11. Sanggar Pecantingan. Berada di desa Sekardangan, dimaksudkan sebagai sarana latihan dan produksi kesenian. Pernah menyelenggarakan diskusi kesenian, festival seni, pementasan, workshop dan pameran seni rupa. Sanggar ini didirikan oleh Gepenk Juma‘adi, seniman Sidoarjo yang bermukim di Australia. Namun aktivitasnya mulai menurun, tidak seperti ketika Gepenk pada awalnya setiap cuti dari Australia, selalu aktif menyelenggarakan berbagai acara. Belakangan dikelola oleh Hari, adik Gepenk, masih sesekali menyelenggarakan acara.
12. Restoran Akar Jati.
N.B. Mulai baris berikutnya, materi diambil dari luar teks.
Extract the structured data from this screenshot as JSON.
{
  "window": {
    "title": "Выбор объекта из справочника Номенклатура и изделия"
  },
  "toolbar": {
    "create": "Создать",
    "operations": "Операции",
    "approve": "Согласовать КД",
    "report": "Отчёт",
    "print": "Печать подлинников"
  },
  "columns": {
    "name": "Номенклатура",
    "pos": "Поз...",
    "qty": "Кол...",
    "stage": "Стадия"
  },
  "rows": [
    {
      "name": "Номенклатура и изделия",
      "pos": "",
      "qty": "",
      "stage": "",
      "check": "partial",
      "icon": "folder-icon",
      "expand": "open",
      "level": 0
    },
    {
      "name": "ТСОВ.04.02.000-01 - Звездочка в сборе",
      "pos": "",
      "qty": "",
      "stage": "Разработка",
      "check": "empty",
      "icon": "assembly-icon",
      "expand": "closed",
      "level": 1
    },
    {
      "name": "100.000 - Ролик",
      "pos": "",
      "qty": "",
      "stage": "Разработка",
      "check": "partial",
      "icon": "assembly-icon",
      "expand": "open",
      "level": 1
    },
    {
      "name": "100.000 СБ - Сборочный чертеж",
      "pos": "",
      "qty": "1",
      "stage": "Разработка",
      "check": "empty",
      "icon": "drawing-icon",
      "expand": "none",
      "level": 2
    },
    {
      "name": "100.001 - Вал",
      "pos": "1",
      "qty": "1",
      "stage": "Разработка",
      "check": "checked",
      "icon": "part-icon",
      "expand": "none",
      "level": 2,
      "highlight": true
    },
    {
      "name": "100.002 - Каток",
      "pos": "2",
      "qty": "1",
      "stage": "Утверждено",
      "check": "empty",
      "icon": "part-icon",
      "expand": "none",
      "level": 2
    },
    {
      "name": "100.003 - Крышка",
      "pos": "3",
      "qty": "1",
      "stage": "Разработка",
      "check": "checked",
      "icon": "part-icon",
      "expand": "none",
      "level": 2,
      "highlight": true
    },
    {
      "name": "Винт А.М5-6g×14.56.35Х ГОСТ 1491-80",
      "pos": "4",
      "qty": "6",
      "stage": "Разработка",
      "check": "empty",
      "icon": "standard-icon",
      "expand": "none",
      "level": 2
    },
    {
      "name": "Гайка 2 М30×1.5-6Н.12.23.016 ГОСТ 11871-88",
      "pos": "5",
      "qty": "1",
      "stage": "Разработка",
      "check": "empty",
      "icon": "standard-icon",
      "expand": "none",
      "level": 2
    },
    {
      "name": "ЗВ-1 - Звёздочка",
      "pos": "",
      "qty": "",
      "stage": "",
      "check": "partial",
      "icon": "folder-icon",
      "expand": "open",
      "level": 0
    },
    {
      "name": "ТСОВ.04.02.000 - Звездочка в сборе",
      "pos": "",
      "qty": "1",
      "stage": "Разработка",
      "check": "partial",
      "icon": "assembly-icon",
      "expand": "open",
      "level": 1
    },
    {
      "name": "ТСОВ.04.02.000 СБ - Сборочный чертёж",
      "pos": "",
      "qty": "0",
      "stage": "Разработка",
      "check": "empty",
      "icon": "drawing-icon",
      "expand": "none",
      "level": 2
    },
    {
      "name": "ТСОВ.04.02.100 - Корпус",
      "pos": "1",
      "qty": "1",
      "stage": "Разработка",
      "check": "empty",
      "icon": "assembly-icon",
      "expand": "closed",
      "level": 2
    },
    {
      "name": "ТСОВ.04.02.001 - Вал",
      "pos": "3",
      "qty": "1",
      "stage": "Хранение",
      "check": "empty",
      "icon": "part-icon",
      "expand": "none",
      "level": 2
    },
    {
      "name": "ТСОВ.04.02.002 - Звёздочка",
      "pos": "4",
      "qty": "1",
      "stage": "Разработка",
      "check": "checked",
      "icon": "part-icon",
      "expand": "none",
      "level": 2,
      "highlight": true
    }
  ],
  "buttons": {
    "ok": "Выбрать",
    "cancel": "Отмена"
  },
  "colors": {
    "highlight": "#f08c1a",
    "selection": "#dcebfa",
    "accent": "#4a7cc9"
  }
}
Resminya memang sebuah rumah makan yang milik dan dikelola oleh Hartono Aje, namun prakteknya sering dimanfaatkan sebagai sarana aktivitas seni. Pernah menyelenggarakan pameran lukisan, diskusi kesenian, pentas teater dan musik, dan ketika mendukung Festival Seni Sidoarjo 2010, mengalami musibah kebakaran. Beruntung Akar Jati segera bangkit lagi. Lokasinya berada di jalan by pass Gelora Delta Sidoarjo.
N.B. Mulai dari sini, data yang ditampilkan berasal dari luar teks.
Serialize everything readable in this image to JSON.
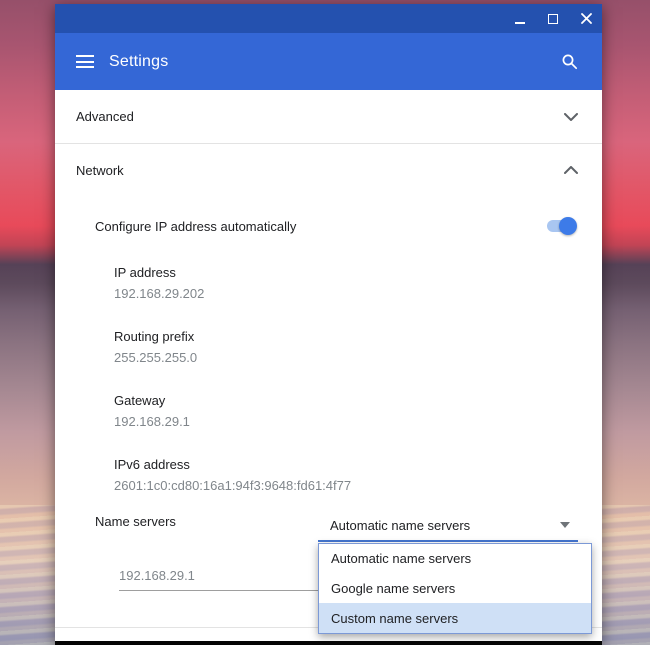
{
  "colors": {
    "titlebar": "#2451af",
    "header": "#3467d6",
    "toggle_on": "#3d7be8",
    "select_focus_underline": "#4577d0",
    "popup_highlight": "#cfe0f6"
  },
  "window": {
    "controls": {
      "minimize": "minimize",
      "maximize": "maximize",
      "close": "close"
    }
  },
  "header": {
    "title": "Settings",
    "menu_icon": "hamburger-icon",
    "search_icon": "search-icon"
  },
  "sections": {
    "advanced": {
      "label": "Advanced",
      "state": "collapsed"
    },
    "network": {
      "label": "Network",
      "state": "expanded"
    }
  },
  "network": {
    "configure_ip": {
      "label": "Configure IP address automatically",
      "enabled": true
    },
    "fields": [
      {
        "label": "IP address",
        "value": "192.168.29.202"
      },
      {
        "label": "Routing prefix",
        "value": "255.255.255.0"
      },
      {
        "label": "Gateway",
        "value": "192.168.29.1"
      },
      {
        "label": "IPv6 address",
        "value": "2601:1c0:cd80:16a1:94f3:9648:fd61:4f77"
      }
    ],
    "name_servers": {
      "label": "Name servers",
      "selected": "Automatic name servers",
      "options": [
        "Automatic name servers",
        "Google name servers",
        "Custom name servers"
      ],
      "highlighted_option": "Custom name servers",
      "custom_dns_value": "192.168.29.1"
    }
  }
}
13. Kampung Seni Pondok Mutiara. Sebagaimana namanya kawasan ini memang dimaksudkan sebagai habitat kreativitas seniman, khususnya seni rupa. Sejumlah perupa yang tinggal di bekas gerai industri kecil ini pernah menyelenggarakan atau ditempati sebagai lokasi kegiatan pameran lukisan, pergelaran Green Art, festival seni pertunjukan, pameran lukisan, workshop kesenian, diskusi kesenian dan sebagainya.
14. Sanggar Jendela, persis di belakang gedung SDN Sawotratap II. Sebuah pendopo tanpa dinding dengan lantai licin (dan bersih) sengaja disiapkan untuk proses olah seni dan olah jiwa. Tak jauh dari situ ada gudang penyimpan berbagai alat musik, properti teater, contoh-contoh karya seni, dan sebagainya. Setiap saat anak-anak sekolah bebas menggunakan fasilitas itu. Tidak ada larangan. Ingin main jaranan, kostum dan propertinya tersedia. Anak-anak itu juga dikondisikan untuk membuat sendiri berbagai instrumen kesenian. Buat sendiri, main sendiri, serba swadaya, membuat anak-anak asuhan Heri Biola ini sangat bertanggung jawab.